THE MEN WHO TREAD ON TIGER’S TAIL: Akira Kurosawa's Turning Point in Experimenting with Genre

The Men Who Tread On Tiger's Tail - TOHO
The Men Who Tread On Tiger's Tail - TOHO

Akira Kurosawa is one of the most well-renowned foreign filmmakers of all time with even the general public knowing about his major drama and action films which have captivated audiences with their craft and intriguing ideas behind them. However, similar to the career path of also acclaimed Japanese drama director from the time Yasujiro Ozu, when Kurosawa started crafting cinema, his first few features were far from the profound and emotionally moving stories that would later drive his career to legendary status. Kurosawa's fourth overall feature film The Men Who Tread on the Tiger's Tail is a perfect example of the filmmaker's earlier and more experimental genre work, that beckons to be discovered after being forgotten.

Before Kurosawa channelled the monumental output of defining classics in the director’s latter half of his career in the filmmaking industry, he took the time to experiment with various genres of film, taking advantage of his youth and a newfound era of Japanese cinema. The Men Who Tread on the Tiger's Tail takes the classic Kabuki play Kanjinchō and adapted it using a more comedic approach. Nearly immediately, Kurosawa showed no fear in adapting a source material putting a unique and personal spin on it. Watching the film, it is almost disorienting the level of physical humour that Kurosawa uses, feeling like more of a Charlie Chaplin picture at times than that of Kurosawa, perhaps an inkling into the westernisation of the east after their surrender to Allied forces. Kurosawa would still have touches of comedy sprinkled throughout his later projects; nevertheless, none would have the same comedic identity or experimentation as The Men Who Tread on the Tiger's Tail until reminisced in one the directors' last features Dreams.

Completed in 1945, it was banned from release by the Supreme Commander of the Allied Powers who occupied Japan following World War II. Due to the comedic matter in which Kurosawa portrayed the Japanese traditions highlighted in the film, many saw it as disrespectful and distasteful.
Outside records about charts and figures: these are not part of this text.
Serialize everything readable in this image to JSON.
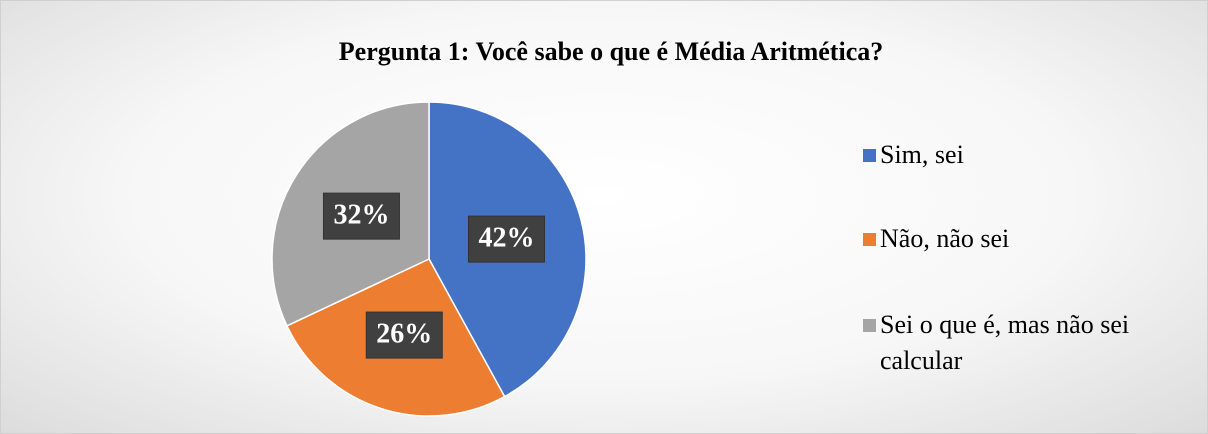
{
  "chart_data": {
    "type": "pie",
    "title": "Pergunta 1: Você sabe o que é Média Aritmética?",
    "categories": [
      "Sim, sei",
      "Não, não sei",
      "Sei o que é, mas não sei calcular"
    ],
    "values": [
      42,
      26,
      32
    ],
    "value_labels": [
      "42%",
      "26%",
      "32%"
    ],
    "colors": [
      "#4472c4",
      "#ed7d31",
      "#a5a5a5"
    ],
    "legend": "right"
  }
}
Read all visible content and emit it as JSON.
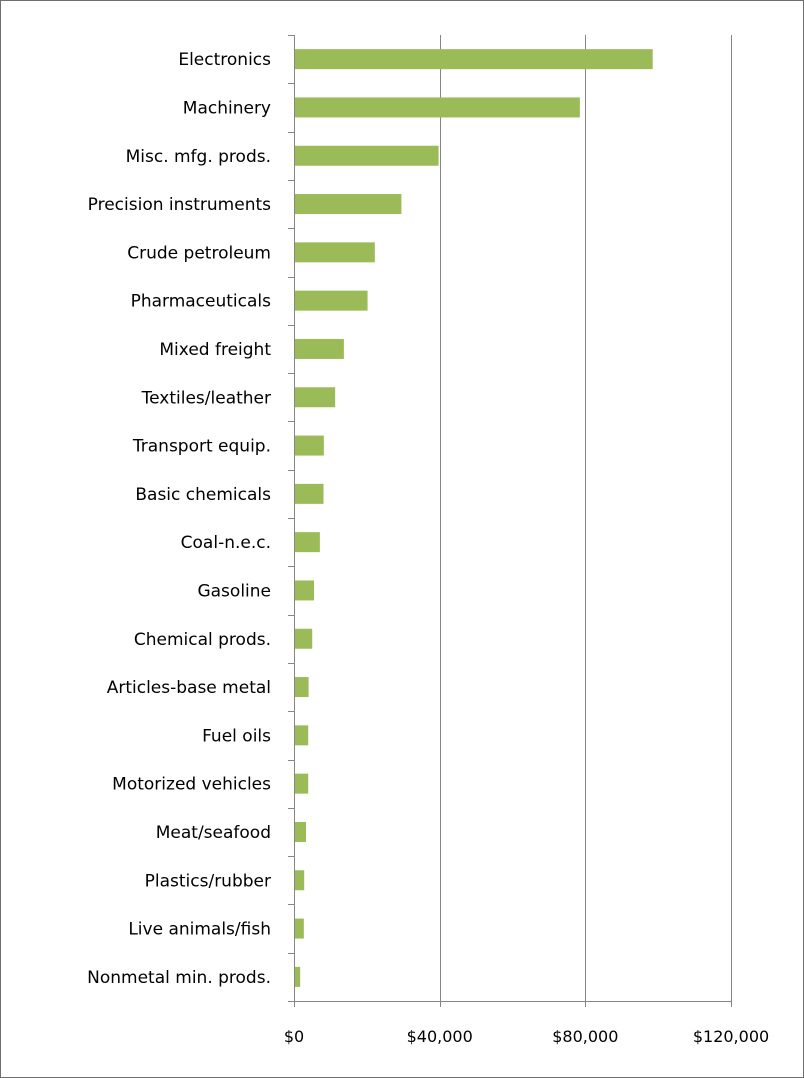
{
  "chart_data": {
    "type": "bar",
    "orientation": "horizontal",
    "title": "",
    "xlabel": "",
    "ylabel": "",
    "categories": [
      "Electronics",
      "Machinery",
      "Misc. mfg. prods.",
      "Precision instruments",
      "Crude petroleum",
      "Pharmaceuticals",
      "Mixed freight",
      "Textiles/leather",
      "Transport equip.",
      "Basic chemicals",
      "Coal-n.e.c.",
      "Gasoline",
      "Chemical prods.",
      "Articles-base metal",
      "Fuel oils",
      "Motorized vehicles",
      "Meat/seafood",
      "Plastics/rubber",
      "Live animals/fish",
      "Nonmetal min. prods."
    ],
    "values": [
      98500,
      78500,
      39700,
      29500,
      22200,
      20200,
      13700,
      11300,
      8200,
      8100,
      7100,
      5500,
      5000,
      4000,
      3900,
      3900,
      3300,
      2800,
      2700,
      1700
    ],
    "xlim": [
      0,
      120000
    ],
    "x_ticks": [
      0,
      40000,
      80000,
      120000
    ],
    "x_tick_labels": [
      "$0",
      "$40,000",
      "$80,000",
      "$120,000"
    ],
    "grid": "vertical major gridlines",
    "legend": "none",
    "bar_color": "#9bbb59",
    "gridline_color": "#868686"
  }
}
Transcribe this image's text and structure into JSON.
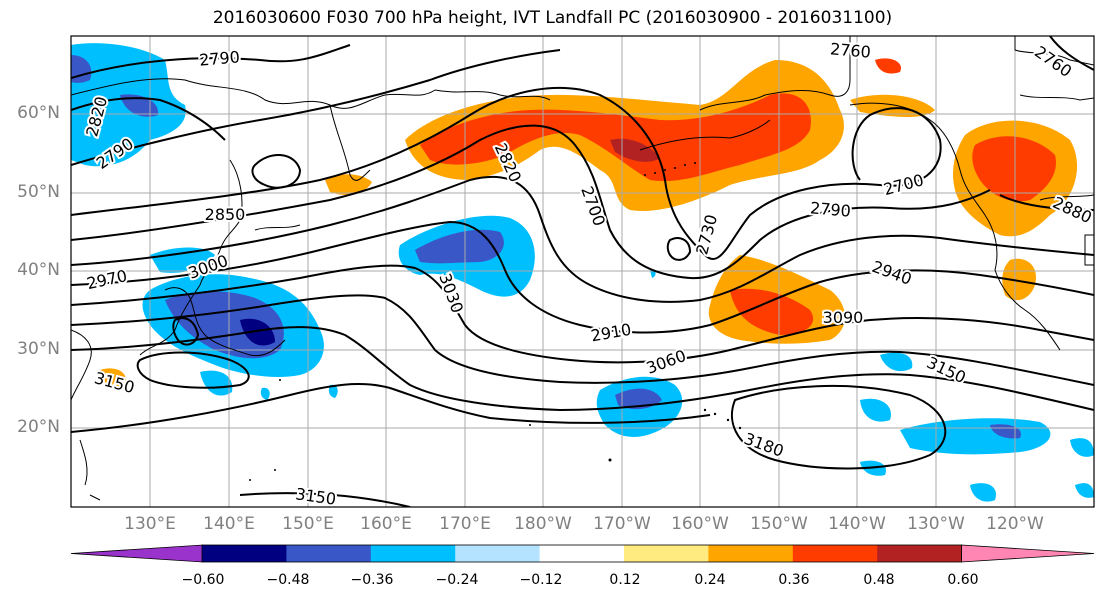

It was not until 1952 that the film was finally released. Production for The Men Who Tread on the Tiger's Tail came just after Kurosawa failed to get a project titled The Lifted Spear into production causing the filmmaker to have back to back failures for a project to go through production and distribution. An ironic element as Kurosawa's budgets would soar with each of his latest features in production, needing western funding from the likes of understudies such as George LucasFrancis Ford Coppola and Steven Spielberg coming to the directors' rescue.

To keep his career alive, Kurosawa could not continue to stagnate in development hell and experiment, causing his career to become more focused and conscious. The traditional release of conventional cinema was gone, and more internal and personalised visions were concentrated on and developed. Kurosawa was a director that focused on pushing the boundaries of films and trying to get a reaction from his audiences. In some cases going a bit too far ending up on a side that pushed the boat to an extreme that it offended, rather than stir debate and thought. An ideal that the Japanese director would restrain in his work, yet subtly curate with nuance through themes and not to directly subject his audience in watching, in order to layer his feature with weight.

The Men Who Tread on the Tiger's Tail shows the director crossing the invisible line of expectation for the first time in his career and paying the price, albeit with a consequence in hindsight that would free the auteur. By experimenting in his early career, Kurosawa allowed himself to fail and fall from grace. Ultimately leading to him up literally and metaphorically picking himself up off of the floor to reinvent his palette without the price of expectation set upon his head. A reinvention that held a more thematically profound and existential attitude that would be involved through the directors' career and would come to define the latter period of the auteur’s legacy.